A North Myrtle Beach man will be at the Charlotte Convention Center Friday to flash a talent he expresses through his creations: playing the flute.
Paul Wilson said he received an invitation three weeks ago to audition for producers of NBC-TV’s “America’s Got Talent,” the seventh season of which will air this summer.
“They called me back last Friday to make sure I was still going,” Wilson said Wednesday.
Sharing his American Indian heritage, Wilson voiced his hopes of forging a path to perform on the show, which he and wife Virginia Wilson watch every season, a summertime series.
“I’ll be the first Native American flute player they’ve had,” he said.
Wilson figured that a couple of web videos he posted, showing his musical skills on a Native American flute, had caught the attention of show producers.
“I had put a couple of things on YouTube,” he said, “to try to increase my business. ... That’s how they found me.”
Wilson makes all his own instruments for sale through his family store, Golden Hawk Trading, 210 22nd Ave.

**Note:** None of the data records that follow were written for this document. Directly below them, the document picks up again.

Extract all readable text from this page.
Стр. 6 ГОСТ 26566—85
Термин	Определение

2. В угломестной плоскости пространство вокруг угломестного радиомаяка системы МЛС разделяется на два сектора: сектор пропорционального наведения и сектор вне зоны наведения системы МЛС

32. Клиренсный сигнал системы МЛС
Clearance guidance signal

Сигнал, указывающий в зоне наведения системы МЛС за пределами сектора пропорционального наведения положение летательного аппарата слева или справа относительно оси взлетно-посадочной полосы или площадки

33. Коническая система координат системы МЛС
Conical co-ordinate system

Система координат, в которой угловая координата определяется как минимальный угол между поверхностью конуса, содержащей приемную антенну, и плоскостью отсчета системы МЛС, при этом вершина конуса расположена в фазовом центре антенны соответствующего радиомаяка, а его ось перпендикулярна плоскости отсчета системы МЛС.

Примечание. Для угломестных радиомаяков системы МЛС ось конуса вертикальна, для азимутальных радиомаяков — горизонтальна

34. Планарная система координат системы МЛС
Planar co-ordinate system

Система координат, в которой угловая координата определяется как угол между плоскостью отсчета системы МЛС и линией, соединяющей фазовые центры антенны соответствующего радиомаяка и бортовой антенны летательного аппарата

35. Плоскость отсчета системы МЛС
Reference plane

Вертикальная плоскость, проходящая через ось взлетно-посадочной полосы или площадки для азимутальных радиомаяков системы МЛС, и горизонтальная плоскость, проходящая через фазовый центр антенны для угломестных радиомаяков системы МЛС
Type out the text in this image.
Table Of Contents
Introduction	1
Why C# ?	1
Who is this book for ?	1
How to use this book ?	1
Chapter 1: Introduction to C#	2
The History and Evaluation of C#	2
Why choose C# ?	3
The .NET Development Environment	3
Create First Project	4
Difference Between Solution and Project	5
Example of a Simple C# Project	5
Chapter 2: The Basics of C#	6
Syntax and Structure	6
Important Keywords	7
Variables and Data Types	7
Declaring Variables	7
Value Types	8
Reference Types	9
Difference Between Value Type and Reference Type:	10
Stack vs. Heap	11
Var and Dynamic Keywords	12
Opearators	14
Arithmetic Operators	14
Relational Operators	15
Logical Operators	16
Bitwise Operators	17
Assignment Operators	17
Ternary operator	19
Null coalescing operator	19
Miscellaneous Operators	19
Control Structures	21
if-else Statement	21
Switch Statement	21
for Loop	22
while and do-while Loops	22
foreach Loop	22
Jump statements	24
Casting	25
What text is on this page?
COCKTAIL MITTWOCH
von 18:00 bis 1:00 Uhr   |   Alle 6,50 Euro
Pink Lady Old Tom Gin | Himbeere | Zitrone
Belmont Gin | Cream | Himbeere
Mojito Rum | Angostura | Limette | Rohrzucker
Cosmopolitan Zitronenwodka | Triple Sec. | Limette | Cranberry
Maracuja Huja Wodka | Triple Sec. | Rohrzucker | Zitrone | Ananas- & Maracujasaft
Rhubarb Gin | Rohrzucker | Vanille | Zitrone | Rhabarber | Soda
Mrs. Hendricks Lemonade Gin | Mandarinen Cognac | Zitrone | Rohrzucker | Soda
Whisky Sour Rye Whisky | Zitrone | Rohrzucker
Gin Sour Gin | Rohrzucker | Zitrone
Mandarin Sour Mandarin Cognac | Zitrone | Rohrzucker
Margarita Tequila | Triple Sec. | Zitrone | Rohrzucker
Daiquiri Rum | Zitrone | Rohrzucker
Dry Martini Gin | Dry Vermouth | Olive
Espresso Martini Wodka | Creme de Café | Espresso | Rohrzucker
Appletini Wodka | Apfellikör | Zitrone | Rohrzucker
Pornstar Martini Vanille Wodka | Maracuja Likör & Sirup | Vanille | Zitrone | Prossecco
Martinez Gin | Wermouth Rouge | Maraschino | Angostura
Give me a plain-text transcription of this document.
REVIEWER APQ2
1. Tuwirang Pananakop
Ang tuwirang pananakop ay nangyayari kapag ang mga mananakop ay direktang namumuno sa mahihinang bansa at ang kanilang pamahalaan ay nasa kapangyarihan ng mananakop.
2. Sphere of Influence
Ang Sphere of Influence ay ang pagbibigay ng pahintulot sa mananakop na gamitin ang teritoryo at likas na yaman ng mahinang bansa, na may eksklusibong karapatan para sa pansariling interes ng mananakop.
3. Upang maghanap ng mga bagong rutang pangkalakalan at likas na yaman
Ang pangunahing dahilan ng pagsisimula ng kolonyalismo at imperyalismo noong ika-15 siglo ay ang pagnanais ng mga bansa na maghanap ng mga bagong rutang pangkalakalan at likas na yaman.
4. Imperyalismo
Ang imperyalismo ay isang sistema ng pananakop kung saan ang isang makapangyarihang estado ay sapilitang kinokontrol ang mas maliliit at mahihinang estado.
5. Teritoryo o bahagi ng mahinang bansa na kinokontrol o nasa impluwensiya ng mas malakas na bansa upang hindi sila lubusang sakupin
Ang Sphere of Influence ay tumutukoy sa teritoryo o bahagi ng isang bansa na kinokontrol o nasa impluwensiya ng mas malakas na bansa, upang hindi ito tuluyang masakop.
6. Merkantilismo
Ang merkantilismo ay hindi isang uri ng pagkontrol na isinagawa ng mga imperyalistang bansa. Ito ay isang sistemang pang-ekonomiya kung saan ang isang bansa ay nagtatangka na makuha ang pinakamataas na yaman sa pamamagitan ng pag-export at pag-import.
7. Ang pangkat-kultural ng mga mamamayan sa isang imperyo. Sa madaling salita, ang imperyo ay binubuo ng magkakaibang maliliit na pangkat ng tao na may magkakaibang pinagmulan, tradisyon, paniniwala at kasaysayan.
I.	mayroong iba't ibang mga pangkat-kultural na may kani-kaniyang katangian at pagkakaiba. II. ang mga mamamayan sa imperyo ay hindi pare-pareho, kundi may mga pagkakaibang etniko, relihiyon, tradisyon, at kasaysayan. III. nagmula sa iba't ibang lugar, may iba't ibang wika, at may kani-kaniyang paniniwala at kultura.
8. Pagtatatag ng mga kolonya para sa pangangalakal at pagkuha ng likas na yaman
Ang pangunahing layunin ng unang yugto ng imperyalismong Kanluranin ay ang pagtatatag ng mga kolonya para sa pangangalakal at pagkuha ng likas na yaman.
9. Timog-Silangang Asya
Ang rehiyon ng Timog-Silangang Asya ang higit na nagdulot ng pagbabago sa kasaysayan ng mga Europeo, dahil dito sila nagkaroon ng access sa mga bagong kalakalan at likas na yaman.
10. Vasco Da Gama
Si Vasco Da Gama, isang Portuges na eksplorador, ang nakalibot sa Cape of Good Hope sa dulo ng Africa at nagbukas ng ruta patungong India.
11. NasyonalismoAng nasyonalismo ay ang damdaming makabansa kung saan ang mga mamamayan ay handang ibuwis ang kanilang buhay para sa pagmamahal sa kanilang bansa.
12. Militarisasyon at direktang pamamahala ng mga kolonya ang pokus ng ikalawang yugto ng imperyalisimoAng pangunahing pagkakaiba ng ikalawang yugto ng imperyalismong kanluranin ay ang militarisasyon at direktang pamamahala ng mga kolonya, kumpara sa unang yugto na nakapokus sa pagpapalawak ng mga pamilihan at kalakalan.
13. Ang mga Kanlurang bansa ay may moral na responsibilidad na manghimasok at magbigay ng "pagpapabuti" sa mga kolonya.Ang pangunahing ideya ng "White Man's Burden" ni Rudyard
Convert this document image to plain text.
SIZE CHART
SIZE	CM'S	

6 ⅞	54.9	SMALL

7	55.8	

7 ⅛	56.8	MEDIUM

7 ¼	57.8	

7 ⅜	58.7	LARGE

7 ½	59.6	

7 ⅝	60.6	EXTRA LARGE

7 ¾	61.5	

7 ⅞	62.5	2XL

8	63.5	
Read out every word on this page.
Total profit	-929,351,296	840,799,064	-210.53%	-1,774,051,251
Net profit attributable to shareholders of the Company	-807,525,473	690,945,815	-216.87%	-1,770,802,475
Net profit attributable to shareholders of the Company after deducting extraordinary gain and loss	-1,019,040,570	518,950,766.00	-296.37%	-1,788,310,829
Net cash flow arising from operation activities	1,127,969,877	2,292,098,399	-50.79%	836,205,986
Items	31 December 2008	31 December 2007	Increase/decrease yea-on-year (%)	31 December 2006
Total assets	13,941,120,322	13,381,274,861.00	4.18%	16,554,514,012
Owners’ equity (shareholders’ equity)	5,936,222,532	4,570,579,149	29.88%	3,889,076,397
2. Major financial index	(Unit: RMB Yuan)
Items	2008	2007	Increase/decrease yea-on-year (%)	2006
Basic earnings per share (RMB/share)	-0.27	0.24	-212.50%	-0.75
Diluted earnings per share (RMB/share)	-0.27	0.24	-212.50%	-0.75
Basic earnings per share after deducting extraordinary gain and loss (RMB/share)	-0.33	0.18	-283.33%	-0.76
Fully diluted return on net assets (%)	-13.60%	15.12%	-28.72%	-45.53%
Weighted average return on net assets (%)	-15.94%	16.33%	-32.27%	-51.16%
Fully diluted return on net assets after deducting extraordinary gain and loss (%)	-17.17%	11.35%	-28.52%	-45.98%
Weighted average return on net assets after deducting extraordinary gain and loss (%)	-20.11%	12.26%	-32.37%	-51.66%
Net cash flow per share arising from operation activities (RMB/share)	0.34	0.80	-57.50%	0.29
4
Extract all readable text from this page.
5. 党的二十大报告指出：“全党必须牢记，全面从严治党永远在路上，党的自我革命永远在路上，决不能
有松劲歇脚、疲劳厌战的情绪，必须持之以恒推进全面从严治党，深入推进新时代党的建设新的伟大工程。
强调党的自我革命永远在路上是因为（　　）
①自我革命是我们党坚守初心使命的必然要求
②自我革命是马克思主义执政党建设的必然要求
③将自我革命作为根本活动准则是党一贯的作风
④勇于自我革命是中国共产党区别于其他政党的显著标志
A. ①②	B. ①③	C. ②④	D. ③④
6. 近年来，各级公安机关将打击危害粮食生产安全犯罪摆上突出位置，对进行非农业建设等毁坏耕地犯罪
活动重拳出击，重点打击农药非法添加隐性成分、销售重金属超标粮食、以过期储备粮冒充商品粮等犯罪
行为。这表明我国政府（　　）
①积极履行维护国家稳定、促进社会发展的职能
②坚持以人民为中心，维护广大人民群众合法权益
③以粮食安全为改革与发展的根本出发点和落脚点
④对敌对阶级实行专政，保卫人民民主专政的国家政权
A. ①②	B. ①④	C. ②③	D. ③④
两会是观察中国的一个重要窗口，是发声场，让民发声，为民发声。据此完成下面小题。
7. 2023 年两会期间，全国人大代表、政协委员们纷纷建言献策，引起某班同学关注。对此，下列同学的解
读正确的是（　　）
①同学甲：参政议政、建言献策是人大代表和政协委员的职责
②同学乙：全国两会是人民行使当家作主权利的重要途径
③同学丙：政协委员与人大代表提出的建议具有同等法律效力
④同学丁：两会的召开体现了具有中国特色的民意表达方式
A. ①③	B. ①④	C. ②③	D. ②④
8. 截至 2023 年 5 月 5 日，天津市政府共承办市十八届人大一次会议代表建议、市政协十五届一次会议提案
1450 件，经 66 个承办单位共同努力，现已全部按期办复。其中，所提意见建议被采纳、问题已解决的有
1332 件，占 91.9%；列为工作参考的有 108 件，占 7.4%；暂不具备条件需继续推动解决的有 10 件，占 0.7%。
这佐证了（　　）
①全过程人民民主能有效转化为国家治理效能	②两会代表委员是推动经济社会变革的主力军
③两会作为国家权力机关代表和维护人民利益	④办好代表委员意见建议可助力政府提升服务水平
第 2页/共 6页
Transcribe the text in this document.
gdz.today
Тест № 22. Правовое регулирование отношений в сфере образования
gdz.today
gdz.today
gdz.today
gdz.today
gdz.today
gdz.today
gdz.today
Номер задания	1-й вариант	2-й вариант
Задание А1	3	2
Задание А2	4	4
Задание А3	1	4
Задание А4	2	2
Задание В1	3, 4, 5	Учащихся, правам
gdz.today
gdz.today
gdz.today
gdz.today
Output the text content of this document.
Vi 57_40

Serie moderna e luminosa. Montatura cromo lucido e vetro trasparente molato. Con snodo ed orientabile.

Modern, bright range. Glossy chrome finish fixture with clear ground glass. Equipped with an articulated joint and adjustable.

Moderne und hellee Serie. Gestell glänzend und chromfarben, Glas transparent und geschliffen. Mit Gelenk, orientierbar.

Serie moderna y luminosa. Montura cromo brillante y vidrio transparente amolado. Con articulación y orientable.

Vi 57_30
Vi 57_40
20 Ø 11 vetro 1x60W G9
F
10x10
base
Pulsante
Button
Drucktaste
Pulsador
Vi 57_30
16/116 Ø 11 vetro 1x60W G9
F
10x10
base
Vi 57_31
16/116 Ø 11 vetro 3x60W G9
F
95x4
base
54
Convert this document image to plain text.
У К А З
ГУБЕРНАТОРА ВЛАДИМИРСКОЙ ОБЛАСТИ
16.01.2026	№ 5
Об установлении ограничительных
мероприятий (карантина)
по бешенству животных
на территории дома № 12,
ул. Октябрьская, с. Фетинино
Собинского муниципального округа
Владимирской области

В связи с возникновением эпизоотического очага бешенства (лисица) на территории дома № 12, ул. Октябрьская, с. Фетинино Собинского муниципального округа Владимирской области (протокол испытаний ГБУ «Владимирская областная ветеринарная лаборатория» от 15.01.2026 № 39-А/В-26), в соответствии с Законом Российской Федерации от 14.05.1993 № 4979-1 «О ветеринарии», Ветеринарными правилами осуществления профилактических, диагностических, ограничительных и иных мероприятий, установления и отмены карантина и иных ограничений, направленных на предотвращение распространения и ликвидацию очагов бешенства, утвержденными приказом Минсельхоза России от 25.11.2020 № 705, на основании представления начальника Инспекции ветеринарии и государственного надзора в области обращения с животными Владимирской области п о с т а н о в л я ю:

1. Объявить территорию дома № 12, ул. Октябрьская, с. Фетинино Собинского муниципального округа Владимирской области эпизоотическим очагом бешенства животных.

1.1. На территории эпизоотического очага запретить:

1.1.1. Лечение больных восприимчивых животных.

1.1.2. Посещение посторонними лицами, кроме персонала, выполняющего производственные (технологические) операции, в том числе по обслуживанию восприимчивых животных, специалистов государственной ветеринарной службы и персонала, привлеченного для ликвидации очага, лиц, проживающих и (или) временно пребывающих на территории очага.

N., North Myrtle Beach (www.goldenhawknativeflutes.com).
‘Going through the roof’
While growing up in Lake Waccamaw, N.C., he was first exposed to “Native American flutes” when he was 5 or 6 years old, and he starting carving them 15 years ago. He said as recently as eight to 10 years ago, he knew of only “a handful of Native American flute makers like myself,” but the instrument’s popularity continues “going through the roof.”
On average, he said crafting a flute takes a day and a half, and on the wood on top of the instrument, he carves designs such as wolves, bears, eagles and pretty much anything you want.”
“I have been into hand carving for so long that I could do a wolf in 10 minutes right there as you watch,” he said.
Special orders stream in, and every flute he builds is tuned to a certain key, Wilson said.
“Probably 60 percent of our sales are overseas,” Wilson said, enumerating the United Kingdom and Australia as popular destinations. ”We have flutes in probably every corner of the world.”
Wilson practices his chops on flutes every day.
“It works your lungs and your breathing,” he said.
Wilson said “Amazing Grace” and “Taps” remain popular numbers to play.
“I play a lot of old, traditional Native American songs,” he said. “I do some contemporary songs, too, so the public can see their use in various types of music.”
Flutes play parts in multiple music genres, such as jazz by the late Herbie Mann, as well as Men At Work’s “Down Under,” the late Phyllis Hyman’s “You Know How to Love Me,” and Walt Parazaider’s solo in the final minute of Chicago’s “Colour My World.”
Wilson said this winter, he wants to start swinging by schools, nursing homes and other community sites to give demonstrations of his instrument.
“The kids,” the father of two grown daughters said, “they really seem to appreciate it.”
Wilson said he planned to take four flutes for the “America’s Got Talent” tryout, “because I got to have a backup.”